Methods: Rats underwent sham or cecal ligation and puncture, followed by saline or aPC (1 mg/kg intravenously) infusion, twice daily for 4 days. Cytokine levels were determined by enzyme-linked immunosorbent assay. Liver function and injury were assessed by bile production and plasma aspartate transaminase, respectively. In parallel experiments, neutrophils were labeled with Rhodamine 6G, and trafficking determined by cell motion tracking using intravital microscopy. Leukocyte trafficking and traveling velocity were computed at baseline and at 10 minutes and 40 minutes after endothelin-1 infusion.
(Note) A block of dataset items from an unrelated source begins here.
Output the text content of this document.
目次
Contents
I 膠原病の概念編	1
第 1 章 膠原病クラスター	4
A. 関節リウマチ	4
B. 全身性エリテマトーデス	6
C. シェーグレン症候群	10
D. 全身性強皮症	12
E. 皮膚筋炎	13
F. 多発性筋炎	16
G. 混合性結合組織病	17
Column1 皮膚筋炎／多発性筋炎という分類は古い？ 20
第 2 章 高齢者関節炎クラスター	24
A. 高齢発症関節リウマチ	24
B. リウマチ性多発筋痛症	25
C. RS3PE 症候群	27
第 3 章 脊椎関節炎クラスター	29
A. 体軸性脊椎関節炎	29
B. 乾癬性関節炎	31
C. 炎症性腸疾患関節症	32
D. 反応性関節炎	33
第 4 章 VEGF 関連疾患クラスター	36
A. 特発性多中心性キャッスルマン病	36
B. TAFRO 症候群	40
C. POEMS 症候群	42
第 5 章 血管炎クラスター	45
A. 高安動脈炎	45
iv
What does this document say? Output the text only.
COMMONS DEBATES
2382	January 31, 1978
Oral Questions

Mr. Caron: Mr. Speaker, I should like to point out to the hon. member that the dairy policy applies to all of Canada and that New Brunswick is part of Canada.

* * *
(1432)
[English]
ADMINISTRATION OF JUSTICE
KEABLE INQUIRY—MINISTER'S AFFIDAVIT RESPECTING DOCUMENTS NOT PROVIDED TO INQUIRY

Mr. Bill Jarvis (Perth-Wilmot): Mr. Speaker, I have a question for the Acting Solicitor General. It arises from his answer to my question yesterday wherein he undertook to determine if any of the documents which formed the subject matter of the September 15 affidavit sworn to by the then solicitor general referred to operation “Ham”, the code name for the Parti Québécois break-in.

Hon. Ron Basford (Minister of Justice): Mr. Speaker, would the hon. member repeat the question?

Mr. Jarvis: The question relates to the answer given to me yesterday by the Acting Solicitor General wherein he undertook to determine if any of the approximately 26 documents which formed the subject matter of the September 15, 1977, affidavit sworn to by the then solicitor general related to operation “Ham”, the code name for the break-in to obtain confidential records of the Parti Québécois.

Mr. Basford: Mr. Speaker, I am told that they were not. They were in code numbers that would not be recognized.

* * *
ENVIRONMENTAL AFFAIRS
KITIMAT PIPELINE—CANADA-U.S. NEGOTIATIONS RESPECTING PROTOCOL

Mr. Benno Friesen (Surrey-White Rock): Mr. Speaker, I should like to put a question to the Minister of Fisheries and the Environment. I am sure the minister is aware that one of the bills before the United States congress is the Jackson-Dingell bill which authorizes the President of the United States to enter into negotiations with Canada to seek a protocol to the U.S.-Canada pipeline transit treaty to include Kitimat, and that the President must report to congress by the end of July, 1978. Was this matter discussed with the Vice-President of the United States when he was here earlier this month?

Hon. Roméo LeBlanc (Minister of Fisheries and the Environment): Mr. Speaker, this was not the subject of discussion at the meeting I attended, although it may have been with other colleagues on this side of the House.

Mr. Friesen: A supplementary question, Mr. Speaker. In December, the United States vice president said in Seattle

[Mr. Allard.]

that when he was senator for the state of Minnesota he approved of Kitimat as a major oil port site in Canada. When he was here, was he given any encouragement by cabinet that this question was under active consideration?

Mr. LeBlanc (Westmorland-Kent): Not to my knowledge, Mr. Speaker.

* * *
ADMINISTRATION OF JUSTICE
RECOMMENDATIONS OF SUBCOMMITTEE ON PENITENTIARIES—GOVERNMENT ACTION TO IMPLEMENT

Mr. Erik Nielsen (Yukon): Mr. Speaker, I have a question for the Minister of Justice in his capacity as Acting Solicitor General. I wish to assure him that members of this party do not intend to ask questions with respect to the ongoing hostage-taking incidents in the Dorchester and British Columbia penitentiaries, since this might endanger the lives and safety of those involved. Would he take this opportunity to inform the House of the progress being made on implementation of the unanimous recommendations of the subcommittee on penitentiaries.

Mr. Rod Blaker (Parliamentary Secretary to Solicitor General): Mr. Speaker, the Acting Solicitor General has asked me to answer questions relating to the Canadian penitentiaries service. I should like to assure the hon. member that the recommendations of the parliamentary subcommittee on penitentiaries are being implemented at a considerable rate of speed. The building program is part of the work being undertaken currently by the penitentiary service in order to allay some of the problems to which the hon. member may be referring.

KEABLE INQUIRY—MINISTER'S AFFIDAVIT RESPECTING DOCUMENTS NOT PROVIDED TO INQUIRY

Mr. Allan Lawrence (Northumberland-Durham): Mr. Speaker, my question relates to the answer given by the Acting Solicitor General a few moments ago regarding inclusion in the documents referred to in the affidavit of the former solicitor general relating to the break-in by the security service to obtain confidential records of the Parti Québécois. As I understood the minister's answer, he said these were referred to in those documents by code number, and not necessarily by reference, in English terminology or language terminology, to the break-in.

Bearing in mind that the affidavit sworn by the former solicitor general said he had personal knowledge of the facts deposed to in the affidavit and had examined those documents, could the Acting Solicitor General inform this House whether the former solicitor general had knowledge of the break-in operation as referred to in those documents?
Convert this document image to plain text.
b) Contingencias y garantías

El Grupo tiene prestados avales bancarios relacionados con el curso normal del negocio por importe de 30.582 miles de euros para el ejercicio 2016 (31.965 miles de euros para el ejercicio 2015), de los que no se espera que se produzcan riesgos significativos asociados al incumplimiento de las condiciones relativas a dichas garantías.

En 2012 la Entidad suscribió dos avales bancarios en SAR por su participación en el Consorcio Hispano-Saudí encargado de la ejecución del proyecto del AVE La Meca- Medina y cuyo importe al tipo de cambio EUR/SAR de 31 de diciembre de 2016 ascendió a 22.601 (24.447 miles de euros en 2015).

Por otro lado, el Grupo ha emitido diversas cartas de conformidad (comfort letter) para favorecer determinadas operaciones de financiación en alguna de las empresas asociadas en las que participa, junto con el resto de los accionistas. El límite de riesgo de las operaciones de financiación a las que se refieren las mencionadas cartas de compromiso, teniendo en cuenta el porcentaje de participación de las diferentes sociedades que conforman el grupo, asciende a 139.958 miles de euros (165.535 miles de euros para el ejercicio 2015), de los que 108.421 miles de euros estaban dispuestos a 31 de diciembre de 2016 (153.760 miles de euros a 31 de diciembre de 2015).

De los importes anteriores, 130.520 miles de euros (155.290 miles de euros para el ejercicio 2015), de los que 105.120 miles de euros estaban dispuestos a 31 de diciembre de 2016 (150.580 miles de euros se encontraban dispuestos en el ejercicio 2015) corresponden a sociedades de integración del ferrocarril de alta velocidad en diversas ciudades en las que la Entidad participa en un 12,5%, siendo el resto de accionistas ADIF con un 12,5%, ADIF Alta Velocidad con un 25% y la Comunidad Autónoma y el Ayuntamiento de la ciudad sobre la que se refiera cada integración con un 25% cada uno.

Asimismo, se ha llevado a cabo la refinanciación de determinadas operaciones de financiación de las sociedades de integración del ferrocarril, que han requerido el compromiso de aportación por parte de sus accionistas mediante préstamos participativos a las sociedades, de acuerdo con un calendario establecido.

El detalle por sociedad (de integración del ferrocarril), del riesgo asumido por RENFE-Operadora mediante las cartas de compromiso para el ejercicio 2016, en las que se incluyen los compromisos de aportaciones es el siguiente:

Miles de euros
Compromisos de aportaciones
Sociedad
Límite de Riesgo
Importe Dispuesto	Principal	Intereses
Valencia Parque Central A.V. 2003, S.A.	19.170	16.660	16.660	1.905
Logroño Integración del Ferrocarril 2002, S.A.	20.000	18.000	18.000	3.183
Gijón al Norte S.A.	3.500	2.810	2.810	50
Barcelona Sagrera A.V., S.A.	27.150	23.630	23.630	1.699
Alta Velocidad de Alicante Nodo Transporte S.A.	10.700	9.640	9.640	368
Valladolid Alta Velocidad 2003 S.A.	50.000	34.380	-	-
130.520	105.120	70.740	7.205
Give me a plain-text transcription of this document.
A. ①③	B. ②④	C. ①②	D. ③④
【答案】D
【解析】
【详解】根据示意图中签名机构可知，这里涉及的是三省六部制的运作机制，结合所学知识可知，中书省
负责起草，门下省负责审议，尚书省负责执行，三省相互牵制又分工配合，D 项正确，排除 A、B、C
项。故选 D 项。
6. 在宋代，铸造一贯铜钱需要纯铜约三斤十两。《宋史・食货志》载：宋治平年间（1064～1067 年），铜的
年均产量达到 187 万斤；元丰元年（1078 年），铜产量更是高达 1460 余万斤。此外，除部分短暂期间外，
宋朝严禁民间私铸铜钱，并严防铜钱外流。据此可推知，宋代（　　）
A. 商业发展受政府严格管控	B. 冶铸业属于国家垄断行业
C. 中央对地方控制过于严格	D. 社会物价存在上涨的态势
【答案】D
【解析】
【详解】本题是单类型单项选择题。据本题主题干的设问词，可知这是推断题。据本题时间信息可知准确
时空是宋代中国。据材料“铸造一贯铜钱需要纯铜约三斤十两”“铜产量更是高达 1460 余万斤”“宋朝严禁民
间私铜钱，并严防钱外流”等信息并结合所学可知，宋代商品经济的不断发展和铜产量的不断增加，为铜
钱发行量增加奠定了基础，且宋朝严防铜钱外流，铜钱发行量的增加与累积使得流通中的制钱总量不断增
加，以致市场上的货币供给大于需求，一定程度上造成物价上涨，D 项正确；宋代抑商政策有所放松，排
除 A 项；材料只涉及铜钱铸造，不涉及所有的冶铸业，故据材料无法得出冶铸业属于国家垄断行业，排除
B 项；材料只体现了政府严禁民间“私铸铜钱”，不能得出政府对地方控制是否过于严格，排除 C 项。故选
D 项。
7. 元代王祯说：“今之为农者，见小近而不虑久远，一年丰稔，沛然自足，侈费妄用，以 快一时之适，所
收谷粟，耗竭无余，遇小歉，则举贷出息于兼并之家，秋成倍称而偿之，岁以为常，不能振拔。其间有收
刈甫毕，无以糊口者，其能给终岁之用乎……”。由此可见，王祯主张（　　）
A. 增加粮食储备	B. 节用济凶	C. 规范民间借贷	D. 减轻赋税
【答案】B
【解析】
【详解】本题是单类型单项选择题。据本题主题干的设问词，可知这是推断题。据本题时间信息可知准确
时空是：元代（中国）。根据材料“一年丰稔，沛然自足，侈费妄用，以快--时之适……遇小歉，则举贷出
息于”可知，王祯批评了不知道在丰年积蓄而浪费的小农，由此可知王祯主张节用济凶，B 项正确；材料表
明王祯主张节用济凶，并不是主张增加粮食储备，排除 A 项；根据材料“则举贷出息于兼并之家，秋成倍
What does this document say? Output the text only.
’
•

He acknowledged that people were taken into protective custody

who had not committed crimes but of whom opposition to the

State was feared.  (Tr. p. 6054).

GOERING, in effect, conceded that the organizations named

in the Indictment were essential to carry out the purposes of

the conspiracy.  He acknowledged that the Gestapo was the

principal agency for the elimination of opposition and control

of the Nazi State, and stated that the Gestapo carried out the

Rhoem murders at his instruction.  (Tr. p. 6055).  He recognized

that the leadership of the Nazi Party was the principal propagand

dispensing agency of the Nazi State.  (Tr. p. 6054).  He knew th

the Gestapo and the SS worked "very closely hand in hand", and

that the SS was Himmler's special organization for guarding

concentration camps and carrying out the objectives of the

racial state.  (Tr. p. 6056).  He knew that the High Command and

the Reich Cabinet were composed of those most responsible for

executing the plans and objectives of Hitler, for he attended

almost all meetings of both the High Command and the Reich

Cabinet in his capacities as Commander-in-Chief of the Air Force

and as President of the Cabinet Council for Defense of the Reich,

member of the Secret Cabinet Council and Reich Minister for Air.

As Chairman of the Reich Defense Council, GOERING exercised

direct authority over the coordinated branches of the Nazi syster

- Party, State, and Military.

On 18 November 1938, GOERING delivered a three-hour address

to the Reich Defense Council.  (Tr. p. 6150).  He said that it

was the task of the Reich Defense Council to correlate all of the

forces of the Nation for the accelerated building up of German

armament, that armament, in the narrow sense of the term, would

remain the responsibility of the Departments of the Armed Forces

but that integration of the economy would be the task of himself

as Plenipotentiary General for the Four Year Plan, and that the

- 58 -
Results: Sepsis induced 90% mortality and elevated levels of interleukin (IL)-2 (167 pg/mL +/- 39 pg/mL vs. 68 pg/mL +/- 2 pg/mL, p < 0.05), IL-6 (5,806 pg/mL +/- 3,389 pg/mL vs. 0 pg/mL +/- 0 pg/mL, p < 0.05), and IL-8 (492 pg/mL +/- 22 pg/mL vs. 21 pg/mL +/- 17 pg/mL, p < 0.05). Aspartate transaminase levels increased (227 IU/L +/- 14 IU/L vs. 51 IU/L +/- 7 IU/L, p < 0.05) in cecal ligation and puncture animals, whereas bile production decreased by fivefold compared with sham (436 microg/kg/h +/- 247 microg/kg/h vs. 2,357 microg/kg/h +/- 147 microg/kg/h, p < 0.05). Hepatic leukocyte adhesion increased threefold in septic animals (42.7 WBC per image +/- 7.3 WBC per image vs. 14.8 WBC per image +/- 3.8 WBC per image, p < 0.01), whereas leukocyte velocity decreased compared with sham (10.5 microm/s +/- 2.2 microm/s vs. 22.3 microm/s +/- 2.4 microm/s, p < 0.01). By contrast, aPC treatment reduced mortality to 60%, attenuated inflammatory cytokines, reduced leukocyte trafficking, and preserved hepatic function.
Conclusions: Our data demonstrate that sepsis may, in part, induce hepatic dysfunction by augmenting leukocyte trafficking into hepatic sinusoids. Treatment with aPC attenuated leukocyte trafficking and, in doing so, preserved hepatic function and improved survival. Collectively, these data suggest an important role for protein C-dependent leukocyte-endothelial interaction in sepsis.